Investors are once again turning their attention to oil and gas companies as the energy sector emerges as the top performer among the S&P 500’s 11 segments this quarter, showing a remarkable 12% increase.

This comes as a stark contrast to the sector’s earlier struggles when it was down approximately 13% year-to-date through mid-March. During that period, concerns about a slowing global economy and weakened energy demand weighed heavily on oil prices.

However, a recent shift in fortunes has propelled energy stocks to the forefront. Extended production cuts by two of the world’s largest crude oil exporters, coupled with optimism regarding the U.S. economy’s ability to avoid a recession, have pushed oil prices to $90 per barrel, their highest level of the year. This surge in oil prices has provided a significant boost to energy stocks.

Bill Fitzpatrick, Managing Director at Logan Capital, expressed the sentiment that there is no spare capacity to meet the rising oil demand, indicating that investors should position themselves for an extended period of higher oil prices, which appears to be the most likely scenario.

As a result, Fitzpatrick has been actively increasing allocations to energy shares in his firm’s international stocks portfolio, which currently stands at 11%.

While rising crude oil prices traditionally benefit energy stocks, they also present challenges. Elevated oil prices can lead to increased costs for everyday items like gasoline and consumer goods, potentially exacerbating inflation concerns.

This, in turn, could complicate the Federal Reserve’s efforts to conclude its interest-rate hiking campaign, as higher interest rates can offer investors more attractive alternatives to stocks.

Nate Thooft, Chief Investment Officer of the multi-asset solutions team at Manulife Investment Management, acknowledged that higher oil prices could create anxiety for the Fed. Nonetheless, for the time being, investors continue to show a strong appetite for energy stocks.

In August, the Alerian MLP exchange-traded fund, comprising companies involved in crude oil transportation and marketing, recorded net inflows of $132 million, the highest monthly inflow since February 2022.

One compelling factor behind the renewed interest in energy stocks is their relative affordability. According to FactSet, companies within the S&P 500 energy sector are trading at approximately 12 times projected earnings for the next 12 months, a valuation below the 10-year average of 19. In contrast, the broader index maintains a multiple of approximately 19.

While the energy sector has posted a respectable 4.3% gain for the year so far, it still lags behind the S&P’s overall 16% increase.
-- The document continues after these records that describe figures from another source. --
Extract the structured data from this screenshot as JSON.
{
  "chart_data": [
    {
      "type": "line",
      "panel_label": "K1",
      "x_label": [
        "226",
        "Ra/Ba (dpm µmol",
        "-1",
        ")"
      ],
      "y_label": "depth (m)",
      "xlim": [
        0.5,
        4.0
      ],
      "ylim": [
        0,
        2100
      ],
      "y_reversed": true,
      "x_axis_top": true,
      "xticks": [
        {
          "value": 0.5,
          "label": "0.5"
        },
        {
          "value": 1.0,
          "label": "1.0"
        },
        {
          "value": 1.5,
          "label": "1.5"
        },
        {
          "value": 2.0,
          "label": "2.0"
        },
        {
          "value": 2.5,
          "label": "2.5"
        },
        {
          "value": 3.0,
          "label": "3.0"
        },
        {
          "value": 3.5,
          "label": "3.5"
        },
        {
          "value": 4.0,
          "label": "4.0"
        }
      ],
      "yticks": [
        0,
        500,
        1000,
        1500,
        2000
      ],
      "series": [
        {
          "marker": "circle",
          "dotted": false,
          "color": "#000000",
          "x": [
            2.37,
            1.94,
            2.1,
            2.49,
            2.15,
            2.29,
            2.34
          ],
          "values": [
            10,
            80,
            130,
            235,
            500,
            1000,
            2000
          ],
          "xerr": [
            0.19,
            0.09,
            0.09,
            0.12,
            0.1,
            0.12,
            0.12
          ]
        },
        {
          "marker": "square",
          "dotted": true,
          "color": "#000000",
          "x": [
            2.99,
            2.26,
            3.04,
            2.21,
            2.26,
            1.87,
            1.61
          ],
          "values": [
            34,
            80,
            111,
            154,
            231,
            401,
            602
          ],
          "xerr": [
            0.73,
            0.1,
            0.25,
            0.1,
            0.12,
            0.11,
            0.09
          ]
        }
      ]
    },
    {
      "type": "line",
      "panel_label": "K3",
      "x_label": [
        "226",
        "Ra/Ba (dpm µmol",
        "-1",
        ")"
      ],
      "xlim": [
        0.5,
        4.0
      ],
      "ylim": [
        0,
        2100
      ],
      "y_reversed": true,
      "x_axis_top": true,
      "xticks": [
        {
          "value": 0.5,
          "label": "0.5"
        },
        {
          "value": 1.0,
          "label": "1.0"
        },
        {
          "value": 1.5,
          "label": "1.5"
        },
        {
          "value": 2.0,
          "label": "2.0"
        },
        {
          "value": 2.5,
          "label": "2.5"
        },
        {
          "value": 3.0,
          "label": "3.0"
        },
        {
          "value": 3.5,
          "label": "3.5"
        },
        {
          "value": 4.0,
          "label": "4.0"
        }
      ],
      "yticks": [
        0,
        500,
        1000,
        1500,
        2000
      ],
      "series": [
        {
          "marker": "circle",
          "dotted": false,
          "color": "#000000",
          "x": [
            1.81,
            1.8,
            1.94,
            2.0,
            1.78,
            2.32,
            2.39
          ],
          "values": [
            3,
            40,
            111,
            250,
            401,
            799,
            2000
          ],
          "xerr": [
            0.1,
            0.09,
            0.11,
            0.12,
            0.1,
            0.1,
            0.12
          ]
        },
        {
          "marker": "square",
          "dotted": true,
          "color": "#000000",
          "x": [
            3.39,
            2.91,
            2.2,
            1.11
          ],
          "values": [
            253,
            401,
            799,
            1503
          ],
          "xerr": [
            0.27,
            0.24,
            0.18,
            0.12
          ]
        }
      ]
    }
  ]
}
Energy stocks, however, remain susceptible to the cyclical nature of commodity markets.

In 2022, Russia’s invasion of Ukraine sent oil prices soaring, making the energy sector the sole segment of the S&P 500 to conclude the year with gains, achieving its best year on record.

Earlier this year, concerns over China’s shaky economic recovery and apprehensions about higher interest rates sparking a recession weighed on oil prices. To counter this, other oil-producing nations ramped up output, and the U.S. tapped into crude reserves to maintain supply levels, further suppressing prices.

Despite the sector’s volatility, some investors are staying committed to energy stocks. Gerald Goldberg, Chief Executive at GYL Financial Synergies, sees the appeal of the sector for clients seeking strong income, robust dividends, and attractive yields.